The Chao Garden was first introduced in 1999’s Sonic Adventure, but it would only be iterated on over a couple of entries, with the last proper version of the mini-game appearing in Sonic Advance 2. Essentially the Chao were virtual pets, and players could discover these hidden gardens that let players hatch, name, and interact with the adorable creatures in a variety of ways. The Chao Garden was a surprisingly deep piece of side content that, integrally, provided a break from the action and intensity of Sonic Adventure. It helped break up the flow, and fans loved it so much because of how much fun it was to simply interact with the charming little Chao.
Now looking forward to the release of Sonic Frontiers, a feature like the Chao Garden would have perfectly reinforced the overall message and vibe of the game at large. In a cruel twist, Sonic Frontiers even has a voice line where Sonic says, “I wonder if there’s a Chao Garden around here?”
Even if you don’t use “Chaos” specifically, Sonic Frontiers has another cute little creature it could put in its place. While exploring the islands of Frontiers you collect little Korok-like critters called Koco, but unfortunately, they only function as a currency for leveling up, and nothing else.
It’s honestly a shame as the Koco themselves are exceptionally cute, and it’s fun to just see them roaming around, jumping, and chirping. That all would have been made even better if there was some kind of system that let you interact with the Koco on a deeper level, literally raising and taking care of them. This would help encourage the relaxing feeling of Sonic Frontiers even more and provide some much-needed gameplay variety, letting you pop into a garden when you start getting tired of exploration.
Even more important is how Sonic Frontiers could have potentially expanded the Chao Garden formula, seeing as it’s been over a decade since the feature was last seen. An in-depth photo mode would be absolutely delightful with a Chao Garden, letting players pose the creatures and take portraits of their favorites.
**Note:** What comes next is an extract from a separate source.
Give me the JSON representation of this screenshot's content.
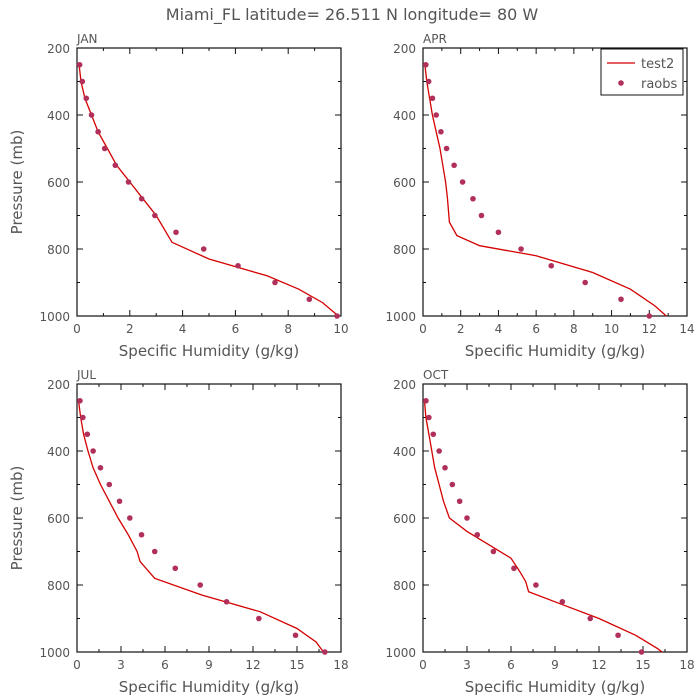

It could also be a more complex mini-game where you manage and train the Chao, improving their overall stats. Sonic Team could even take inspiration from another Sega series that does mini-games exceptionally well: Yakuza. Over the years, Yakuza has featured a wide array of management mini-games, like the Cabaret Club and Clan Creator, and putting that kind of complexity into a Chao Garden could drastically increase the appeal. Those Yakuza mini-games give players a wide array of characters to train and grow attached to through additional story, and even though Sonic and Yakuza have some major differences, it’s easy to see common ground.
In many ways, Sonic Frontiers feels like the prototype of this new formula. It’s great at its core but needs a lot of tuning and refining to really turn into something special. Adding on a robust feature like a Chao Garden would have undoubtedly increased development time. However, now that Sonic Frontiers is out Sonic Team can start thinking about how to iterate, so maybe the Chao Garden dream isn’t totally dead.